The Post's Keith Kelly brought news earlier in the week that Rolling Stone honcho Jann Wenner is in talks with MTV to launch an Apprentice-style reality show in which aspiring rock journalists compete for a chance to work at RS. We thought it only fair to the college kids drooling over this opportunity to tell them what it's really like to work for Wenner Media, and so we solicited favorite Jann tales from our readers. As always, you guys delivered.
Clearly, though, the most legendary Jannism is his cleanliness fetish and the annual office inspections the man himself conducts. Happily, our pal Jossip posted a detailed accounting yesterday of the inspection process. Consider whether you really want to work for this dude:
Here's how the process works: First, two weeks before the inspection, members of the office management team come through and make a note of desks and offices that probably won't pass inspection. Then, a few days later, another specially-appointed staff member comes through with detailed pointers on how those desks likely to fail inspection need to improve (e.g. "some of the items on your cork board are hanging below the divider line, some of the papers attached to your cube are overlapping, you have too many photos on your desk," etc.)
Afterwards, Jann's personal assistant Mary Mac comes by to inspect the offices of more senior staff whose clutter levels have been deemed excessive by the previous two task forces. She will continue to visit and re-inspect until everything is brought up to par. Finally, Jann will come through personally to inspect every desk and office. Those who fail Jann's inspection must repeat the whole process over again until he approves.
After the jump, more tales of OCD, weight issues, and the notorious ban on magazines at Jann's magazines.
"We once ran a cover line on a package about President Clinton's scandals: 'The Clinton Perplex.' Everyone was afraid to tell him that 'perplex' isn't a noun."
"A memo was sent around one day telling us that we couldn't have back issues of the magazine at our desks. We had to go to the library every time we wanted to consult a previous issue. People would hide issues in their desk drawers."
"I was warned to keep my work area clear of anything other than work memos. How did he let us know this? With a memo!"
"Wenner summarily fired me from Rolling Stone back in the '70s in front of Tom Wolfe, then walked out of the room, leaving us both at a loss of words."
"Shortly after I started, he came rushing out, asking my boss for some piece of information. I was deputized with the task of getting it. I was fast about it (whatever it was, it was easy), and Jann was very pleased how quickly I brought it into his office. He rushed out and said to my boss, "Promote that man!" A year and a half later, unpromoted, I quit."
"Chip Stern, a somewhat, shall we say, "eccentric" music writer (jazz, mostly) worked for The Record, Jann's first younger music offshoot a few years back.
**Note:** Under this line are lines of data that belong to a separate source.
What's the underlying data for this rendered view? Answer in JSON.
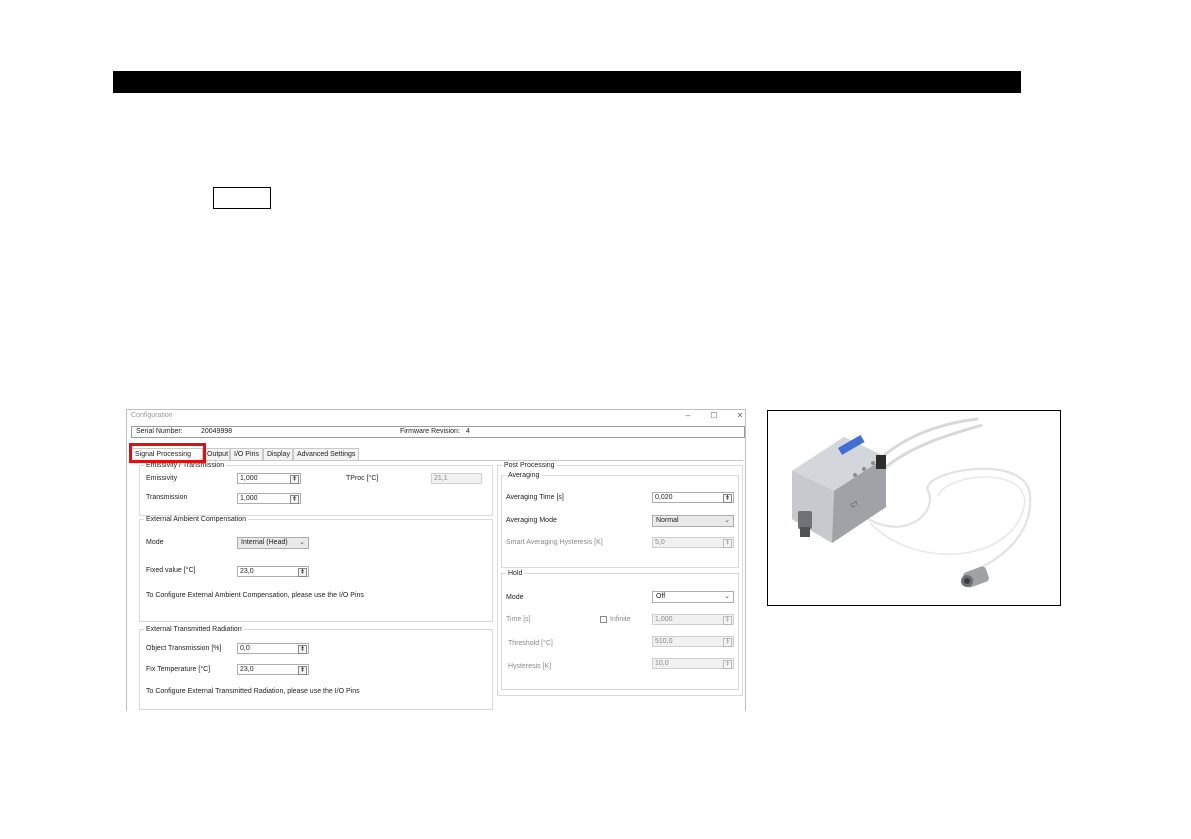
{
  "window": {
    "title": "Configuration",
    "controls": {
      "minimize": "–",
      "maximize": "☐",
      "close": "✕"
    },
    "serial_label": "Serial Number:",
    "serial_value": "20049998",
    "firmware_label": "Firmware Revision:",
    "firmware_value": "4"
  },
  "tabs": [
    "Signal Processing",
    "Output",
    "I/O Pins",
    "Display",
    "Advanced Settings"
  ],
  "highlight_color": "#e01010",
  "emissivity": {
    "legend": "Emissivity / Transmission",
    "emissivity_label": "Emissivity",
    "emissivity_value": "1,000",
    "transmission_label": "Transmission",
    "transmission_value": "1,000",
    "tproc_label": "TProc [°C]",
    "tproc_value": "21,1"
  },
  "ambient": {
    "legend": "External Ambient Compensation",
    "mode_label": "Mode",
    "mode_value": "Internal (Head)",
    "fixed_label": "Fixed value [°C]",
    "fixed_value": "23,0",
    "note": "To Configure External Ambient Compensation, please use the I/O Pins"
  },
  "transmitted": {
    "legend": "External Transmitted Radiation",
    "object_label": "Object Transmission [%]",
    "object_value": "0,0",
    "fix_label": "Fix Temperature [°C]",
    "fix_value": "23,0",
    "note": "To Configure External Transmitted Radiation, please use the I/O Pins"
  },
  "post": {
    "legend": "Post Processing",
    "averaging_legend": "Averaging",
    "avg_time_label": "Averaging Time [s]",
    "avg_time_value": "0,020",
    "avg_mode_label": "Averaging Mode",
    "avg_mode_value": "Normal",
    "smart_label": "Smart Averaging Hysteresis [K]",
    "smart_value": "5,0",
    "hold_legend": "Hold",
    "hold_mode_label": "Mode",
    "hold_mode_value": "Off",
    "time_label": "Time [s]",
    "infinite_label": "Infinite",
    "time_value": "1,000",
    "threshold_label": "Threshold [°C]",
    "threshold_value": "510,0",
    "hysteresis_label": "Hysteresis [K]",
    "hysteresis_value": "10,0"
  },
  "product_photo": {
    "label_main": "CT",
    "icon": "sensor-device-photo"
  }
}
Chip was pretty hefty and carried around all his stuff in a Zildjian cymbal case because he drummed in his off hours. One day Wenner stuck his head into editor Dave McGee's office and said, "Tell jazz boy to lose 40 lbs. and get rid of the cymbal case by next week!"
"Once Jann decided to stop feeding the people who work really late to close issues — people tend to work until anywhere form 11p.m. to 2 a.m. during an issue's close week. He instead opted to feed the hard-working staff just once (or maybe twice, if enough people begged) a week with pizza or something bland (and cheap) of that sort. A few staff members overheard Jann saying that it was probably for the best that everyone wasn't getting fed the expensive and complicated meals during closing time (believe me, the meals weren't that appetizing to begin with) because, he said, he thought that people were staying late to get fed for free anyway (as if anyone would hang out until 11 p.m. for those strange-tasting, mass-produced dinners). Then he added that it was also for the best because, "People around here are starting to get chubby."